More items from the Auckland War Memorial Museum.
Above is a pram, built by Dick & Cowden's pram works at Newton, according to the descriptive text below. I haven't any info on that factory at the moment -- but this reminds me more of a kiddies' toy pram than one you'd use for the baby of the family.
This I had to take a shot of, once I realised who had owned it. Built from Australian cedar at the Hokianga in 1845-1850 by William Webster (1816-1895), an early saw-miller, it is displayed with this description:
"In 1845 he began to make a pipe organ in his leisure hours, using an Australian Cedar log for the case and Kauri, Kahikatea, Matai and Tenekaha. The organ has a compass of four and a half octaves. The white keys (naturals) were made of whales' teeth obtained by trade from the Bay of Islands and the black keys (sharps) were dyed with the same dye used by the Maori for their mats. The brass bellows gauge was filed from the rudder of his rowing boat. The pedals and iron work were handmade in his own blacksmiths shop."
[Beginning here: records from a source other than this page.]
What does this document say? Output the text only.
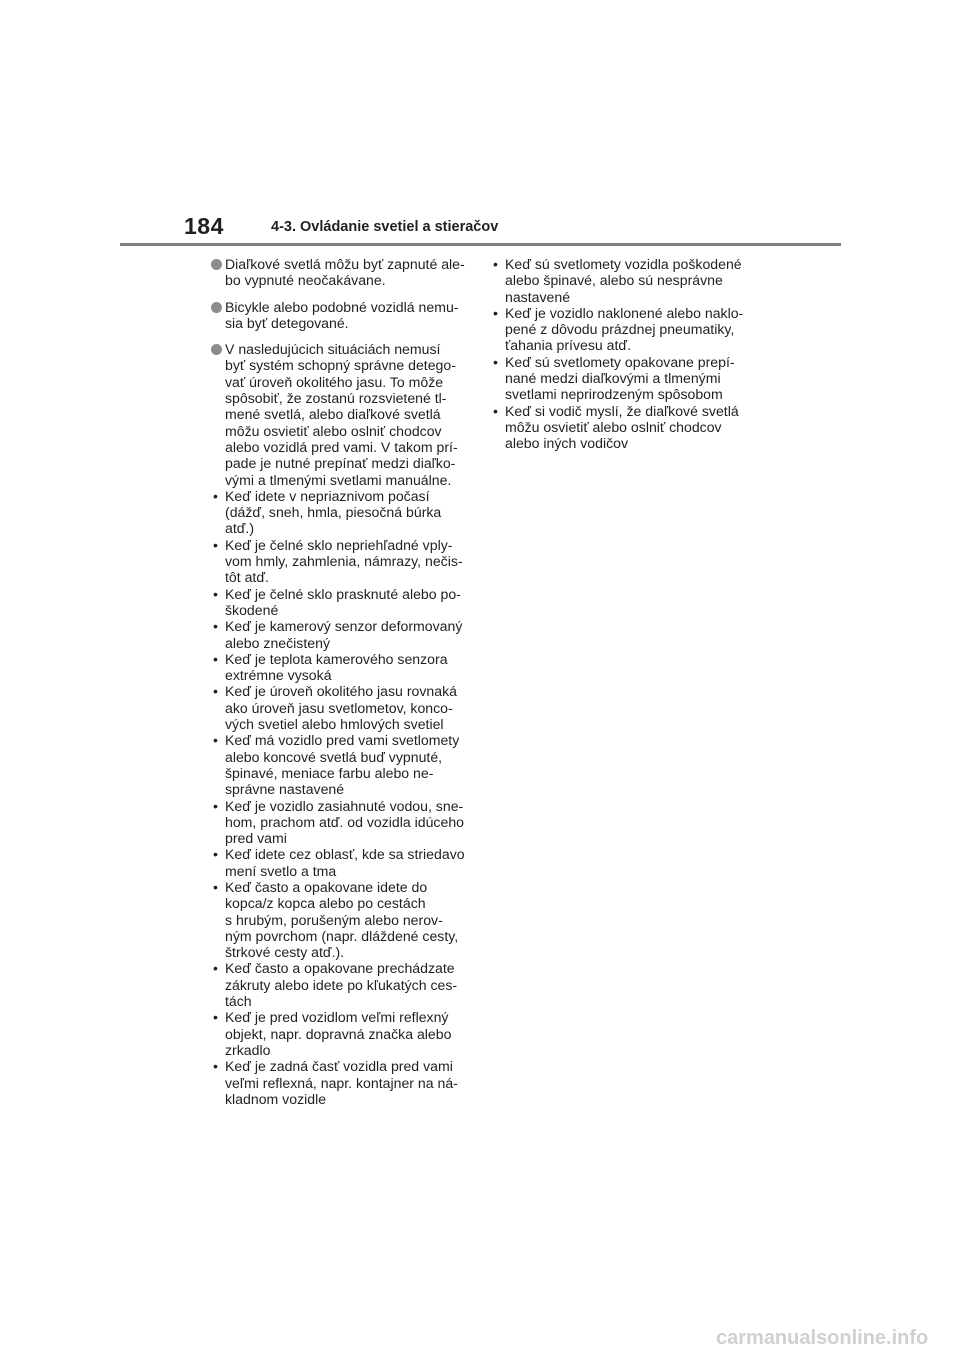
184	4-3. Ovládanie svetiel a stieračov
Diaľkové svetlá môžu byť zapnuté ale-
bo vypnuté neočakávane.
Bicykle alebo podobné vozidlá nemu-
sia byť detegované.
V nasledujúcich situáciách nemusí
byť systém schopný správne detego-
vať úroveň okolitého jasu. To môže
spôsobiť, že zostanú rozsvietené tl-
mené svetlá, alebo diaľkové svetlá
môžu osvietiť alebo oslniť chodcov
alebo vozidlá pred vami. V takom prí-
pade je nutné prepínať medzi diaľko-
vými a tlmenými svetlami manuálne.
• Keď idete v nepriaznivom počasí
(dážď, sneh, hmla, piesočná búrka
atď.)
• Keď je čelné sklo nepriehľadné vply-
vom hmly, zahmlenia, námrazy, nečis-
tôt atď.
• Keď je čelné sklo prasknuté alebo po-
škodené
• Keď je kamerový senzor deformovaný
alebo znečistený
• Keď je teplota kamerového senzora
extrémne vysoká
• Keď je úroveň okolitého jasu rovnaká
ako úroveň jasu svetlometov, konco-
vých svetiel alebo hmlových svetiel
• Keď má vozidlo pred vami svetlomety
alebo koncové svetlá buď vypnuté,
špinavé, meniace farbu alebo ne-
správne nastavené
• Keď je vozidlo zasiahnuté vodou, sne-
hom, prachom atď. od vozidla idúceho
pred vami
• Keď idete cez oblasť, kde sa striedavo
mení svetlo a tma
• Keď často a opakovane idete do
kopca/z kopca alebo po cestách
s hrubým, porušeným alebo nerov-
ným povrchom (napr. dláždené cesty,
štrkové cesty atď.).
• Keď často a opakovane prechádzate
zákruty alebo idete po kľukatých ces-
tách
• Keď je pred vozidlom veľmi reflexný
objekt, napr. dopravná značka alebo
zrkadlo
• Keď je zadná časť vozidla pred vami
veľmi reflexná, napr. kontajner na ná-
kladnom vozidle
• Keď sú svetlomety vozidla poškodené
alebo špinavé, alebo sú nesprávne
nastavené
• Keď je vozidlo naklonené alebo naklo-
pené z dôvodu prázdnej pneumatiky,
ťahania prívesu atď.
• Keď sú svetlomety opakovane prepí-
nané medzi diaľkovými a tlmenými
svetlami neprirodzeným spôsobom
• Keď si vodič myslí, že diaľkové svetlá
môžu osvietiť alebo oslniť chodcov
alebo iných vodičov
carmanualsonline.info
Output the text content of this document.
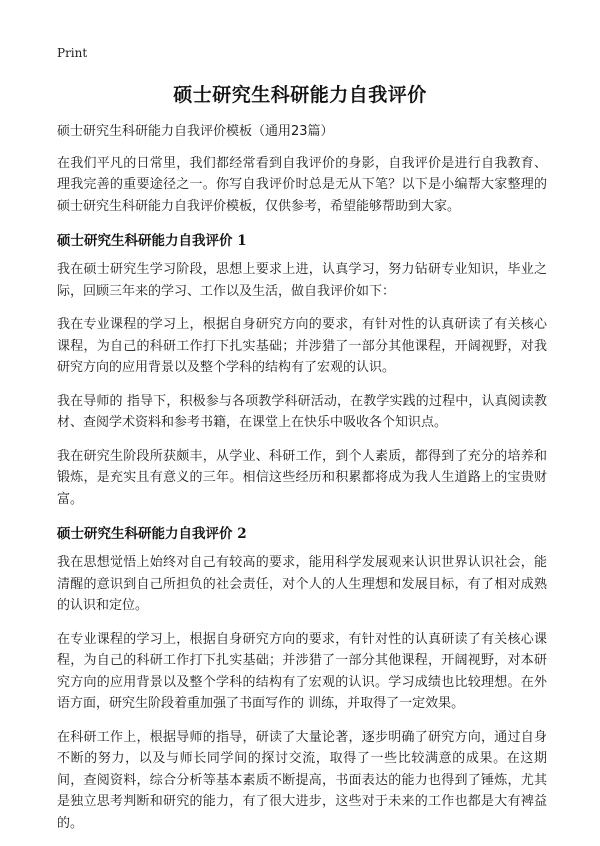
Print
硕士研究生科研能力自我评价

硕士研究生科研能力自我评价模板（通用23篇）

在我们平凡的日常里，我们都经常看到自我评价的身影，自我评价是进行自我教育、理我完善的重要途径之一。你写自我评价时总是无从下笔？以下是小编帮大家整理的硕士研究生科研能力自我评价模板，仅供参考，希望能够帮助到大家。

硕士研究生科研能力自我评价 1

我在硕士研究生学习阶段，思想上要求上进，认真学习，努力钻研专业知识，毕业之际，回顾三年来的学习、工作以及生活，做自我评价如下：

我在专业课程的学习上，根据自身研究方向的要求，有针对性的认真研读了有关核心课程，为自己的科研工作打下扎实基础；并涉猎了一部分其他课程，开阔视野，对我研究方向的应用背景以及整个学科的结构有了宏观的认识。

我在导师的 指导下，积极参与各项教学科研活动，在教学实践的过程中，认真阅读教材、查阅学术资料和参考书籍，在课堂上在快乐中吸收各个知识点。

我在研究生阶段所获颇丰，从学业、科研工作，到个人素质，都得到了充分的培养和锻炼，是充实且有意义的三年。相信这些经历和积累都将成为我人生道路上的宝贵财富。

硕士研究生科研能力自我评价 2

我在思想觉悟上始终对自己有较高的要求，能用科学发展观来认识世界认识社会，能清醒的意识到自己所担负的社会责任，对个人的人生理想和发展目标，有了相对成熟的认识和定位。

在专业课程的学习上，根据自身研究方向的要求，有针对性的认真研读了有关核心课程，为自己的科研工作打下扎实基础；并涉猎了一部分其他课程，开阔视野，对本研究方向的应用背景以及整个学科的结构有了宏观的认识。学习成绩也比较理想。在外语方面，研究生阶段着重加强了书面写作的 训练，并取得了一定效果。

在科研工作上，根据导师的指导，研读了大量论著，逐步明确了研究方向，通过自身不断的努力，以及与师长同学间的探讨交流，取得了一些比较满意的成果。在这期间，查阅资料，综合分析等基本素质不断提高，书面表达的能力也得到了锤炼，尤其是独立思考判断和研究的能力，有了很大进步，这些对于未来的工作也都是大有裨益的。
He gave the organ to his daughter Annabella Mary (1864-1955) on her marriage to John McKail Geddes, he who has a street named after him here in Avondale. Hence my interest.
Pottery by Helen Keir, late 19th century, "Moa and Clematis".
I couldn't find the description for these stairs under glass -- but I was taken with the design.
This is supposed to have been a barber's chair, designed by Garnet Campbell around the middle of last century, for Kay's French Beauty Salon (1954) in Karangahape Road. Even if I was svelte and as light as a feather, I reckon I'd be way too scared to ever sit in that. And it was one of three in the salon! Egad.